CCR6/CCR10-mediated plasmacytoid dendritic cell recruitment to inflamed epithelia after instruction in lymphoid tissues

• Published in: Blood Vol. 118; no. 19; pp. 5130 - 5140
• Main Authors: Sisirak, Vanja, Vey, Nelly, Vanbervliet, Béatrice, Duhen, Thomas, Puisieux, Isabelle, Homey, Bernhard, Bowman, Edward P., Trinchieri, Giorgio, Dubois, Bertrand, Kaiserlian, Dominique, Lira, Sergio A., Puisieux, Alain, Blay, Jean-Yves, Caux, Christophe, Bendriss-Vermare, Nathalie
• Format: Journal Article
• Language: English
• Published: Washington, DC Elsevier Inc 10.11.2011; Americain Society of Hematology; American Society of Hematology
• Subjects: Adoptive Transfer; Animals; Biological and medical sciences; Cell Differentiation - immunology; Cell Movement - immunology; Chemokine CCL19 - pharmacology; Chemokine CCL20 - pharmacology; Dendritic Cells - immunology; Dendritic Cells - pathology; Epithelium - immunology; Epithelium - pathology; Female; Hematologic and hematopoietic diseases; Humans; Immunobiology; Inflammation - immunology; Inflammation - pathology; Interferon-alpha - biosynthesis; Interleukin-3 - pharmacology; Ligands; Lymphoid Tissue - immunology; Lymphoid Tissue - pathology; Medical sciences; Melanoma, Experimental - immunology; Melanoma, Experimental - pathology; Membrane Glycoproteins - metabolism; Mice; Mice, Inbred C57BL; Mice, Knockout; Models, Immunological; Palatine Tonsil - cytology; Palatine Tonsil - immunology; Receptors, CCR10 - metabolism; Receptors, CCR6 - deficiency; Receptors, CCR6 - genetics; Receptors, CCR6 - metabolism; Toll-Like Receptor 7 - metabolism; Dendritic cell; Hematology; CCR10 chemokine receptor; Inflammation; Chemokine receptor; CC chemokine; Lymphoid tissue; Epithelium; Instruction; Plasmacytoid dendritic cell; Recruitment; Antigen presenting cell; CCR6 chemokine receptor
• ISSN: 0006-4971; 1528-0020; 1528-0020
• DOI: 10.1182/blood-2010-07-295626

Absent in peripheral tissues during homeostasis, human plasmacytoid dendritic cells (pDCs) are described in inflamed skin or mucosa.
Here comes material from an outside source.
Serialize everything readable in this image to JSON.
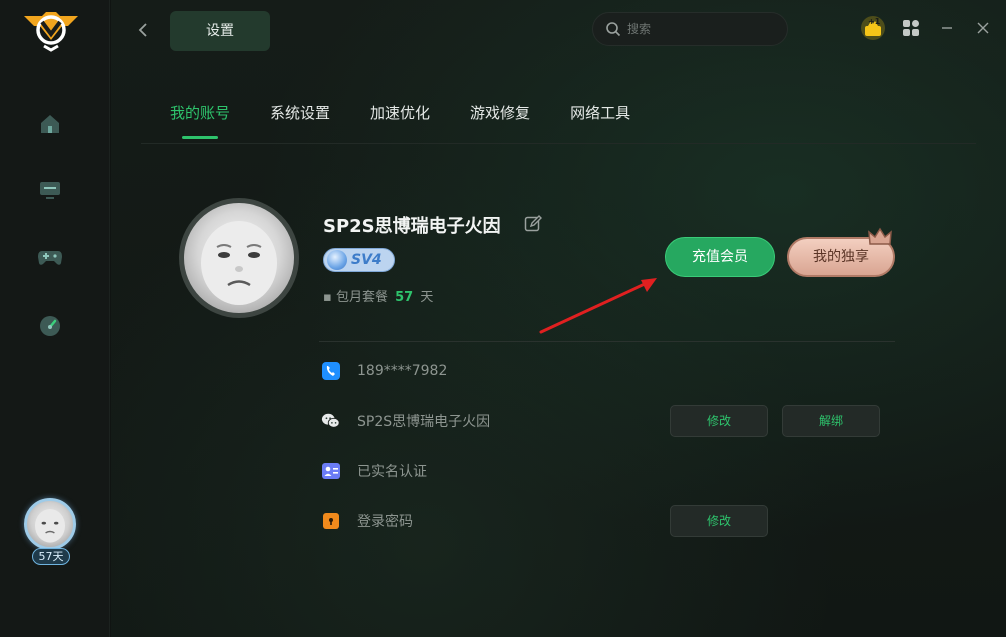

Here, we report that, unlike blood pDCs, a subset of tonsil pDCs express functional CCR6 and CCR10, and their respective ligands CCL20 and CCL27are detected in inflamed epithelia contacting blood dendritic cell antigen 2+ pDCs. Moreover, pDCs are recruited to imiquimod-treated skin tumors in WT but not CCR6-deficient mice, and competitive adoptive transfers reveal that CCR6-deficient pDCs are impaired in homing to inflamed skin tumors after intravenous transfer. On IL-3 culture, CCR6 and CCR10 expression is induced on human blood pDCs that become responsive to CCL20 and CCL27/CCL28, respectively. Interestingly, unlike myeloid DC, blood pDCs initially up-regulate CCR7 expression and CCL19 responsiveness on IL-3 ± CpG-B and then acquire functional CCR6 and CCR10. Finally, IL-3–differentiated CCR6+ CCR10+ pDCs secrete high levels of IFN-α in response to virus. Overall, we propose an unexpected pDCs migratory model that may best apply for mucosal-associated lymphoid tissues. After CCR7-mediated extravasation into lymphoid tissues draining inflamed epithelia, blood pDCs may be instructed to up-regulate CCR6 and/or CCR10 allowing their homing into inflamed epithelia (in mucosae or skin). At this site, pDCs can then produce IFN-α contributing to pathogen clearance and/or local inflammation.